An HOA (home owners associations) can say what color you can paint your house, What you can plant in your yard, What you can have in your driveway, and some even say what color your blinds can be.
Microsoft controls your computer, they say what info is sent back to Microsoft, and they say when you must upgrade. They can shut down your computer when they want whether you like it or not.
So can Canonical. The difference is, they don’t.
So far, and since I have been running Debian for a while now I don’t know about Ubuntu specifically, All the distros I have used either show an update is available, or you check for updates.
You have the choice and control to install the update and can do it later if now is not a good time. Or don’t install it at all, it’s your system.
Obviously, yes. My point is: Do you read and understand all changes in the code for each update? You need to trust the maintainers, cause they could theoretically push out any code with the update.
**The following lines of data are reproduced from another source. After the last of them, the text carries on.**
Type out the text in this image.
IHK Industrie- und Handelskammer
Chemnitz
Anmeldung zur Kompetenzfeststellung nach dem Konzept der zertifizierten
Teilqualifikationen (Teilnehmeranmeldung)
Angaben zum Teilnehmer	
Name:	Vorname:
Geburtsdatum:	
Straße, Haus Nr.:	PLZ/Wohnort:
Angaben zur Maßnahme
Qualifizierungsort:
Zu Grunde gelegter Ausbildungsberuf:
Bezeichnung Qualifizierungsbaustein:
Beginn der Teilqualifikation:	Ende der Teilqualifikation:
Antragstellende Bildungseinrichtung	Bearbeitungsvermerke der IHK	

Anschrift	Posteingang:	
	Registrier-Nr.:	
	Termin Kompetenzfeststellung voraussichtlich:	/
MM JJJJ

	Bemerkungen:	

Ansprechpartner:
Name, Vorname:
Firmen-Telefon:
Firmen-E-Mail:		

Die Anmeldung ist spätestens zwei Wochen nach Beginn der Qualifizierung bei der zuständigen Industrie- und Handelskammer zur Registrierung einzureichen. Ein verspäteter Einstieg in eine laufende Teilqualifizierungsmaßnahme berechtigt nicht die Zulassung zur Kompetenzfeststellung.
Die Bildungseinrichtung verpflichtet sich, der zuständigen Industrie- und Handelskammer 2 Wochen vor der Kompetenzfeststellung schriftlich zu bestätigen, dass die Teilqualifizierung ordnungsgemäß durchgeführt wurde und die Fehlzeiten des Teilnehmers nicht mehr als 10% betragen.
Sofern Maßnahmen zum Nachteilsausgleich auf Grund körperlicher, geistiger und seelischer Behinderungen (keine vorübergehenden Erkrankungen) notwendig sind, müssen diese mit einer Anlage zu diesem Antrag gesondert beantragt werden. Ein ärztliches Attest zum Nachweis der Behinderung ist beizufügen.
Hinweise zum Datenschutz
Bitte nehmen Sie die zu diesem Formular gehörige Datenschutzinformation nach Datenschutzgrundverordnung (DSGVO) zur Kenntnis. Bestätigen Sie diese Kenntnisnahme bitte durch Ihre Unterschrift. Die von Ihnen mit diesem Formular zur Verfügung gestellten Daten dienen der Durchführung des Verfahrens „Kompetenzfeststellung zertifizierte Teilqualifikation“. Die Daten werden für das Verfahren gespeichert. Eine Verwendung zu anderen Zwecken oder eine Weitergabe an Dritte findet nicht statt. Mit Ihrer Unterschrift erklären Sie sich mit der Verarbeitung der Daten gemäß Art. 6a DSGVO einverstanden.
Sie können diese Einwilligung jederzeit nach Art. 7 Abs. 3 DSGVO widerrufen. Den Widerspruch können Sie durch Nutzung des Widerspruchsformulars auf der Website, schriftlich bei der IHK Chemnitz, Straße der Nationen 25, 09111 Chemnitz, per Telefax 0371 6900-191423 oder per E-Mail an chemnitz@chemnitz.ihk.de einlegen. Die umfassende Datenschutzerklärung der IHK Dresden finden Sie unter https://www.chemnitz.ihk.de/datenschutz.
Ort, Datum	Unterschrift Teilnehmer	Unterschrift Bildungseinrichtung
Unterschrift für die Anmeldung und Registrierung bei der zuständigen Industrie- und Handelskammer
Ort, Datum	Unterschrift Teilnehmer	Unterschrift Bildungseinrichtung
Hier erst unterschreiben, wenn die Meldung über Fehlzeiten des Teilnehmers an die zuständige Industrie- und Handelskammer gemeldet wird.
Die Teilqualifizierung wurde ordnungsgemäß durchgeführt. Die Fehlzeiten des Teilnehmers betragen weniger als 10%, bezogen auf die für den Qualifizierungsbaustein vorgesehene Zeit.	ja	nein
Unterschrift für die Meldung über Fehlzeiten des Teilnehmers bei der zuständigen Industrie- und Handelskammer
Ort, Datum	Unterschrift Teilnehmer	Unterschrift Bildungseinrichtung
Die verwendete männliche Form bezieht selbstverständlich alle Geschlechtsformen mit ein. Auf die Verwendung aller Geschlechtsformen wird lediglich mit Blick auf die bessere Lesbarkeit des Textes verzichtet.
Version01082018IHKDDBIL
Some HOAs are better than others.
Unfortunately, all it takes is a change in the HOA board to turn a better HOA into a badder HOA.
Please do tell how they would do that.
You trust their repos.
With every apt update, they could push whatever code they want onto your PC.
Same as with literally any binary-based OS.
Not sure why you specify binary-based OS’s. Following Gentoo’s upgrade guide also gets you potentially whatever they want on your systemp
Someone definitely reads the changed code of Gentoo packages. You are saying that every operating system on the planet is untrustworthy, besides gentoo and a few other source-based distros, but let’s target Ubuntu in particular.
That’s not what I’m saying.
I’m saying you need to trust the people making your OS cause no way in hell is anyone else able to audit every update they push.
Whether your OS is trustworthy depends on their history. In that regard, I’d give Ubuntu a solid B-
Fair enough
How does that work, exactly? I don’t actually know. Are they compiling their own copies of the upstream code changes?
Yes, they’re taking the source code from upstream, modifying (“patching”) it, compiling it, then uploading their compiled binaries to the Ubuntu repo where your system downloads them during an update.
You can technically download the source code as well, if you activate the source repo. But hardly any end user does. And the source code you get doesn’t compile to the same binary you get from the repo anyway. (This would be called a “reproducible build”. Some distros try to be reproducible. Ubuntu doesn’t, they have other priorities.)
Thank you. That makes sense why some downstream distros designed for specific purposes (e.g. gaming) might include a handful of their own repos for specific software.